The stand-off between the Argentine government and the country's farmers, which had been in a temporary lull after the latter called off a three-month protesting a new tax regime, seems all set to reignite with the lower house of the legislature approving the measure on Saturday. (See: Argentine farmers' ease 3-month strike as protesters agree to meet President)
Argetina is among the world's biggest food producers - it is the world's third-largest exporter of soy and wheat and the second-biggest exporter of corn.
Argentine President Cristina Fernandez, wife of former President of Argentina Néstor Kirchner and the first wife in history to be elected to succeed her husband as a president, had implemented a more than 10-per cent increase in the taxes on 11 March, sparking months of on-and-off protests by major farm groups who blocked highways and caused nationwide food shortages.
Even government supporters protested, urging Fernandez to negotiate an end to the crisis, that has led to her popularity plummeting.
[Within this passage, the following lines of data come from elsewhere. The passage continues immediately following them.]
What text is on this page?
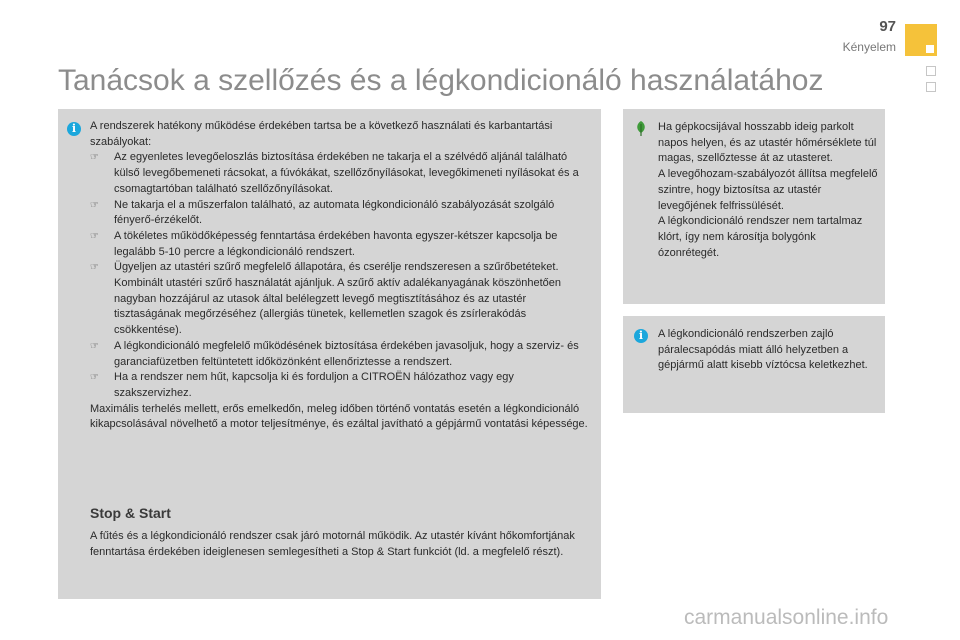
97
Kényelem
Tanácsok a szellőzés és a légkondicionáló használatához
i	A rendszerek hatékony működése érdekében tartsa be a következő használati és karbantartási szabályokat:

☞ Az egyenletes levegőeloszlás biztosítása érdekében ne takarja el a szélvédő aljánál található külső levegőbemeneti rácsokat, a fúvókákat, szellőzőnyílásokat, levegőkimeneti nyílásokat és a csomagtartóban található szellőzőnyílásokat.
☞ Ne takarja el a műszerfalon található, az automata légkondicionáló szabályozását szolgáló fényerő-érzékelőt.
☞ A tökéletes működőképesség fenntartása érdekében havonta egyszer-kétszer kapcsolja be legalább 5-10 percre a légkondicionáló rendszert.
☞ Ügyeljen az utastéri szűrő megfelelő állapotára, és cserélje rendszeresen a szűrőbetéteket.
Kombinált utastéri szűrő használatát ajánljuk. A szűrő aktív adalékanyagának köszönhetően nagyban hozzájárul az utasok által belélegzett levegő megtisztításához és az utastér tisztaságának megőrzéséhez (allergiás tünetek, kellemetlen szagok és zsírlerakódás csökkentése).
☞ A légkondicionáló megfelelő működésének biztosítása érdekében javasoljuk, hogy a szerviz- és garanciafüzetben feltüntetett időközönként ellenőriztesse a rendszert.
☞ Ha a rendszer nem hűt, kapcsolja ki és forduljon a CITROËN hálózathoz vagy egy szakszervizhez.

Maximális terhelés mellett, erős emelkedőn, meleg időben történő vontatás esetén a légkondicionáló kikapcsolásával növelhető a motor teljesítménye, és ezáltal javítható a gépjármű vontatási képessége.

Stop & Start
A fűtés és a légkondicionáló rendszer csak járó motornál működik. Az utastér kívánt hőkomfortjának fenntartása érdekében ideiglenesen semlegesítheti a Stop & Start funkciót (ld. a megfelelő részt).

Ha gépkocsijával hosszabb ideig parkolt napos helyen, és az utastér hőmérséklete túl magas, szellőztesse át az utasteret.

A levegőhozam-szabályozót állítsa megfelelő szintre, hogy biztosítsa az utastér levegőjének felfrissülését.

A légkondicionáló rendszer nem tartalmaz klórt, így nem károsítja bolygónk ózonrétegét.

i	A légkondicionáló rendszerben zajló páralecsapódás miatt álló helyzetben a gépjármű alatt kisebb víztócsa keletkezhet.
carmanualsonline.info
The 103-day farmers' strike was called off on 22 June after the president invited the demonstrators for talks and promised to place the new tax measures in front of the nation's Congress. However, detractors derided the move as a sham, as the president's political party, the Peronists, hold a majority.
Therefore, Saturday's 129-122 vote may come as somewhat as an embarrassment for the beleaguered president, even though it crossed the majority mark of 125. Some members of her party, especially from rural areas, and her allied Front for Victory party openly opposed the tax increases, revealing fissures in a traditionally solid political front.
To build support for the bill, the government says it has expanded tax exemptions and rebates for small- and medium-sized agricultural producers. But farmers say the tax rates are still too high and demand the sliding-scale system be suspended.
Farm leaders "reject what the ruling party has presented," said Eduardo Buzzi, president of the Argentine Agrarian Federation. "It leaves farmers in the same situation they've been in for the last 120 days."
The bill is scheduled to be taken up for debate by the upper legislative house, the Senate, in the ext few days.
"We're still playing in the first half,'' Buzzi said, ''In the second half, we're going to play in the senate and we'll go to the courts, even to the supreme court,'' to stop the new taxes.
Fernandez has refused to roll back the taxes, saying they are needed to share soaring farm profits with Argentina's 10 million poor. Farmers contend the higher taxes make it hard for them to make a living and that they need to reinvest profits to increase production to meet rising demand.
In the October 2007 general election, Fernández, who ran for the presidency of Argentina, representing the ruling Front for Victory party, won a 45.29 per cent of the vote, beating her nearest rival a 22% lead over her nearest rival. This was one of the widest margins obtained by a candidate since democracy returned in 1983.